Anzatax has the main ingredient Anzatax, which belongs to the taxan group of anti-cancer drugs. The drug is prepared in the form of a concentrated solution for injection:Anzatax medicine 6mg/ml; The 5ml vial contains 30 mg of Anzatax; 16.7ml vial contains Anzatax 100mg; The 25ml bottle contains Anzatax 150mg. Anzatax is an ETC prescription drug indicated for use in the following cases:
Carcinoma of the ovary : In the first chemotherapy of ovarian cancer, Anzatax is indicated for the treatment of patients with cancer. advanced or residual disease (>1 cm) after initial laparotomy, in combination with cisplatin. In the treatment of ovarian cancer with second-line chemotherapy, Anzatax is indicated for the treatment of metastatic carcinoma of the ovary after substandard, platinum-containing therapy.
Breast Carcinoma: In adjuvant therapy, Anzatax is indicated for the treatment of patients with node-positive breast carcinoma following anthracycline and cyclophosphamide (AC) therapy. Adjuvant therapy with Anzatax should be considered as an alternative to prolonged AC therapy.
Advanced Non-Small Cell Lung Carcinoma: Anzatax, in combination with Cisplatin, is indicated for the treatment of non-small cell lung carcinoma (NSCLC) in non-small cell lung cancer patients. surgery and/or radiation therapy.
AIDS-related Kaposi's sarcoma: Anzatax is indicated for the treatment of patients with advanced AIDS-related Kaposi's sarcoma (KS) who have failed prior liposomal anthracycline therapy.
2. Pharmacodynamics of Anzatax
Anzatax is a novel antimicrobial agent that promotes the assembly of microtubules from tubulin dimers and stabilizes microtubules by preventing degradation. This stabilization leads to inhibition of the normal dynamic reorganization of the microtubule network required for important interphase and mitotic cell functions. In addition, Anzatax causes abnormal plaques or "bundles" of microtubules throughout the cell cycle and numerous microtubule vacancies during mitosis.
After intravenous administration of Anzatax, Anzatax plasma concentrations decrease in two phases. The initial rapid decline represents distribution to the peripheral compartment and elimination of the drug. The latter is partly due to the relatively slow flow of Anzatax from the peripheral compartment.
3. Pharmacokinetics of Anzatax
After intravenous administration, Anzatax reduces plasma drug concentrations in 2 phases. The pharmacokinetics of Anzatax were determined 3 and 24 h after infusion at doses of 135 and 175 mg/m 2 . The estimated mean terminal half-life ranged from 3.0 to 52.7 hours, and the mean, non-compartment, values for total body clearance ranged from 11.6 to 24.0 l / hour / m 2 ; Total body clearance appears to decrease with higher plasma concentrations of Anzatax. The mean steady-state volume of distribution ranges from 198 to 688 l/m2, indicating extensive extravascular and/or tissue-associated distribution. During a 3-hour infusion, the dose is gradually increased leading to non-linear pharmacokinetics. For a 30% increase in dose from 135 mg/m2 to 175 mg/m2, the Cmax and AUC → ∞ values increased by 75% and 81%, respectively.
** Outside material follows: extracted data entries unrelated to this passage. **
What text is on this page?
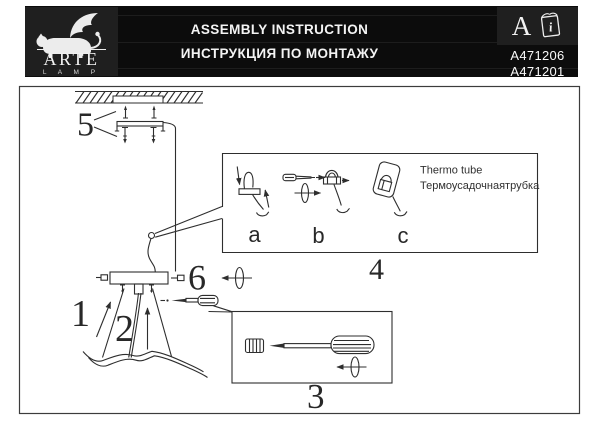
ARTE
L A M P
ASSEMBLY INSTRUCTION
ИНСТРУКЦИЯ ПО МОНТАЖУ
A i
A471206
A471201
5
6
1 2
3
a b	c
Thermo tube
Термоусадочнаятрубка
4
Inpatient variation in systemic Anzatax exposure is minimal. There is no evidence of accumulation of Anzatax with multiple courses of treatment.
In vitro studies of binding to human serum proteins indicate that 89-98% of the medicinal product is bound. The presence of cimetidine, ranitidine, dexamethasone or diphenhydramine did not affect the protein binding of Anzatax.
In clinical trials with concomitant administration of Anzatax and doxorubicin, the distribution and elimination of doxorubicin and its metabolites were prolonged. Total plasma exposure to doxorubicin was 30% higher when Anzatax was immediately following doxorubicin than when there was a 24-hour interval between the medicinal products.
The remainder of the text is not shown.